Cratera nigrimarginata is a medium-sized land planarian with an elongate and flat body, with parallel margins, reaching about 60 mm in length. The dorsum has a light-brownish color forming a broad band and is bordered by greyish or black margins. The venter is pale yellow.

The several eyes of C. nigrimarginata are distributed marginally in the first millimeters of the body and posteriorly become dorsal, occupying almost the whole dorsal surface on the anterior third of the body, becoming less numerous towards the anterior tip.

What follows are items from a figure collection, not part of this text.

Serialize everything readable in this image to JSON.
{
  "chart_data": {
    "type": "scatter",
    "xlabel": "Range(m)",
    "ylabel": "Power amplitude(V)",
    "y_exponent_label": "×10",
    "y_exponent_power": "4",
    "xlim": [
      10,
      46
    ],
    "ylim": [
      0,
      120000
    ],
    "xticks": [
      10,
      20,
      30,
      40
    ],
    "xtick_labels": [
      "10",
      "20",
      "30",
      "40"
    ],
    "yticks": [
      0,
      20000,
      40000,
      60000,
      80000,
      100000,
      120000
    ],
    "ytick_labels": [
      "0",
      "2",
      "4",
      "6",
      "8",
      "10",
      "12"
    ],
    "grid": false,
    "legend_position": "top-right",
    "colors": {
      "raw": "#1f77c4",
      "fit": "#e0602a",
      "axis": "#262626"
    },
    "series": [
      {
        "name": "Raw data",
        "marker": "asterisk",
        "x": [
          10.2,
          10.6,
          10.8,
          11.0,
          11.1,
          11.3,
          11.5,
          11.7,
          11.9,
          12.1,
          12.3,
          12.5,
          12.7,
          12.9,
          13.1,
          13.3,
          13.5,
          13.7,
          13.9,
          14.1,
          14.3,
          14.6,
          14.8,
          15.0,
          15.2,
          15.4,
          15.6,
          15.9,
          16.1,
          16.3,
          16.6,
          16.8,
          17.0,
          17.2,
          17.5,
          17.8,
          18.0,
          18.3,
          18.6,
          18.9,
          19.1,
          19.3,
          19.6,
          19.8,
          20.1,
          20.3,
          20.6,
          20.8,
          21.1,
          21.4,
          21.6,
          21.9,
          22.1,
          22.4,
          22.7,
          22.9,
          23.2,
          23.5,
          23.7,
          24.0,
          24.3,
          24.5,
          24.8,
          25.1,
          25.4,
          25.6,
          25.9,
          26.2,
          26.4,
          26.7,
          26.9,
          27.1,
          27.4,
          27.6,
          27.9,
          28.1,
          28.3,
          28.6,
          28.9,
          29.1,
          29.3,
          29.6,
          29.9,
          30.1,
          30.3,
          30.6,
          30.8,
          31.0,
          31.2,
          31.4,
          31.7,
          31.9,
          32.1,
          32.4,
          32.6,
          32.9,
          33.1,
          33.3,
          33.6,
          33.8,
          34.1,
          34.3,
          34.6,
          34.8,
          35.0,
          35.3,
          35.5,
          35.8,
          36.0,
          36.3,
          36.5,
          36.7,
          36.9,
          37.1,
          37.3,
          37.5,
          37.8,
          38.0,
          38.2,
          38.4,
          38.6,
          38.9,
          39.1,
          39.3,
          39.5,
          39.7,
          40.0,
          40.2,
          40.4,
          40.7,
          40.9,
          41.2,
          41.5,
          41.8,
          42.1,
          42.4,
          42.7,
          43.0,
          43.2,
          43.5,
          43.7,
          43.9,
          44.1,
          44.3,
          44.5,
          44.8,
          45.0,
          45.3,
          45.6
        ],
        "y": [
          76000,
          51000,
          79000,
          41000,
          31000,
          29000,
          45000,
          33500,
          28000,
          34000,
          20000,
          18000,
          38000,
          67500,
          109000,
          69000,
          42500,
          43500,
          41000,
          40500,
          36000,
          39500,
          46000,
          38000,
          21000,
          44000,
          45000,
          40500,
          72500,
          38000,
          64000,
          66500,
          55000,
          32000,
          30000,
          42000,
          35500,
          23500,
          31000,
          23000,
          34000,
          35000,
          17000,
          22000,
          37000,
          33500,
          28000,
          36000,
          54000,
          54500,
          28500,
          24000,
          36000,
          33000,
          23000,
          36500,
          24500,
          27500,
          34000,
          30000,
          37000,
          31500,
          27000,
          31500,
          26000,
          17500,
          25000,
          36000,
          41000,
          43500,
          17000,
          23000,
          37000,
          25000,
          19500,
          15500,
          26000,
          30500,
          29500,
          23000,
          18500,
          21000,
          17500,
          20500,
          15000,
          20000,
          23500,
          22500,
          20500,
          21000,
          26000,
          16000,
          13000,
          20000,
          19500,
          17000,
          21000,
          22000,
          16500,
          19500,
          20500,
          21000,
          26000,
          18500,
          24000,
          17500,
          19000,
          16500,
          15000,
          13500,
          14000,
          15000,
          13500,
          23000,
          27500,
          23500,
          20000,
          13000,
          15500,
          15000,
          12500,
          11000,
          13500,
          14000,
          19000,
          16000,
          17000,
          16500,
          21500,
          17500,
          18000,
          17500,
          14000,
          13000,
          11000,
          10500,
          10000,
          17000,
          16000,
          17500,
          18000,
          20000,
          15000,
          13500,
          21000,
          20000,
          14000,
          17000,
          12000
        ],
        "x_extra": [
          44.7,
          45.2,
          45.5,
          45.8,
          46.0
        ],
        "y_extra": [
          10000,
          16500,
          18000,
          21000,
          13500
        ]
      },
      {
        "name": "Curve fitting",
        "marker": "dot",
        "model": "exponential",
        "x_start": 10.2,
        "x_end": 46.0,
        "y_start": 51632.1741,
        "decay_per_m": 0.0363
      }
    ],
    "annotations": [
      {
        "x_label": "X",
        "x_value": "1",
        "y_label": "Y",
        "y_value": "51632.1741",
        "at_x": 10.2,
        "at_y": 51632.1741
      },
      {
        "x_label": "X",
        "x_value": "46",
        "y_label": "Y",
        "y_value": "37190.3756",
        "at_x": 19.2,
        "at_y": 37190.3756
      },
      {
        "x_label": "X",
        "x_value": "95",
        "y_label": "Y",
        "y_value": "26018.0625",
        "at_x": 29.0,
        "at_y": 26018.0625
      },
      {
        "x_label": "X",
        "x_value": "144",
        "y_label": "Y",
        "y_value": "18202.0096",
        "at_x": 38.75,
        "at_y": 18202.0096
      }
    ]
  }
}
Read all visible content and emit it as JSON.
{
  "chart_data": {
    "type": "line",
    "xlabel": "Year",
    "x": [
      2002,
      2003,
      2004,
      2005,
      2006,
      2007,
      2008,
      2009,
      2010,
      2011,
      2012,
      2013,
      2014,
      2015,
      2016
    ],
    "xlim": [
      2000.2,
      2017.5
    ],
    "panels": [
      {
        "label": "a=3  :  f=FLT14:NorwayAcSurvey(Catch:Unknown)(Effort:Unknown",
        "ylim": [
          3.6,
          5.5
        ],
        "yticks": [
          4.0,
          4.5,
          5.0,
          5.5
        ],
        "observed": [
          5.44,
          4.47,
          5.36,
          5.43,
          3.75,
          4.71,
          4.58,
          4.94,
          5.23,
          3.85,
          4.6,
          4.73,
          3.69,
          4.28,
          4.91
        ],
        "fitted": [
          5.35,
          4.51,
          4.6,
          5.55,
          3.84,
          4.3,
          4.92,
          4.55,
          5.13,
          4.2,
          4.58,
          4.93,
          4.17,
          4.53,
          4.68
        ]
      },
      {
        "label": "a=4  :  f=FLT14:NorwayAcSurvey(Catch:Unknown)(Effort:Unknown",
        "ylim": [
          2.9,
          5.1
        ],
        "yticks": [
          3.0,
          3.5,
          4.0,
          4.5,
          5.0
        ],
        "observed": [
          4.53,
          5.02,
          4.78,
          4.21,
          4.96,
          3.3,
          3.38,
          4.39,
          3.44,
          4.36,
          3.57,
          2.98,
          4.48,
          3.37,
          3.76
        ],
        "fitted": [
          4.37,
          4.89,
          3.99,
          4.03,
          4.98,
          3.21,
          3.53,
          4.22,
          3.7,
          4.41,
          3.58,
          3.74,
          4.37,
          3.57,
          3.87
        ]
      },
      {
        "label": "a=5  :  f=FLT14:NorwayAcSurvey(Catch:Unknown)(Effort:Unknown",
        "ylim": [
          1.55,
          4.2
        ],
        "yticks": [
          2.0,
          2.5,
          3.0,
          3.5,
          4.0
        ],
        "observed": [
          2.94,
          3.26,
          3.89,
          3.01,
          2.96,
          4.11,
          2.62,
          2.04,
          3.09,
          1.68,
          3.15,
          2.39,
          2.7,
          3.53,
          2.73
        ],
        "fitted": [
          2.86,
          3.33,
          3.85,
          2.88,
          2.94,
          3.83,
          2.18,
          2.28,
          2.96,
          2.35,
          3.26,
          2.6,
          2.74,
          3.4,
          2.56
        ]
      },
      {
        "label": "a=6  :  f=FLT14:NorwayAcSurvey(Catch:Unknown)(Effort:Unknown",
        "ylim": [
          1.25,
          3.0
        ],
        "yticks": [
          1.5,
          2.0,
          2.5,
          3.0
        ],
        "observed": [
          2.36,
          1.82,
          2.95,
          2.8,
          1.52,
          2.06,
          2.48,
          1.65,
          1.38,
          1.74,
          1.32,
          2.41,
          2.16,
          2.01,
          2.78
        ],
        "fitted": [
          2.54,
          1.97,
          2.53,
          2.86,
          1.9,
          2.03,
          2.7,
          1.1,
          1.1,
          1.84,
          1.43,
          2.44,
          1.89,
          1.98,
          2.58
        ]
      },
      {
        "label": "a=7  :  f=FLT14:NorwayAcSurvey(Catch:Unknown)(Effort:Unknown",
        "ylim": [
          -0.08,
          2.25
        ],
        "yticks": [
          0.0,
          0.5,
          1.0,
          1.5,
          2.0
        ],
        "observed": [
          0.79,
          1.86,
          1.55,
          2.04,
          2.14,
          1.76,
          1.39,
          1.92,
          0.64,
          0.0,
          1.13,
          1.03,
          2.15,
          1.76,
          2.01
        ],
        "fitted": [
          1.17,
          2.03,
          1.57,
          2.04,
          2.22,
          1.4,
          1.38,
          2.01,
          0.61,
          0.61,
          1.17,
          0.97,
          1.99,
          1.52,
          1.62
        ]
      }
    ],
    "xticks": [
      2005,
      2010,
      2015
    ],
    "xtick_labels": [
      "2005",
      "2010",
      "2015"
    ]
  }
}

Aside from coloration, C. nigrimarginata can be distinguished from other members of Cratera by the clear halos and bilobed appearance of its eyes, a cylindrical pharynx, a prostatic vesicle with an unbranched and dilated proximal portion, the presence of infolds on the tip of the penis papilla that project into the ejaculatory duct, and cyanophil glands that evenly pierce the male atrium.

== Etymology ==
The specific epithet nigrimarginata comes from Latin niger, black + marginata, bordered, thus meaning "black-bordered" and refers to the black margins of the body.

== Distribution ==
Cratera nigrimarginata is known only a private reserve, the Araucaria Natural Heritage Private Reserve, in the municipality of General Carneiro, Paraná, Brazil.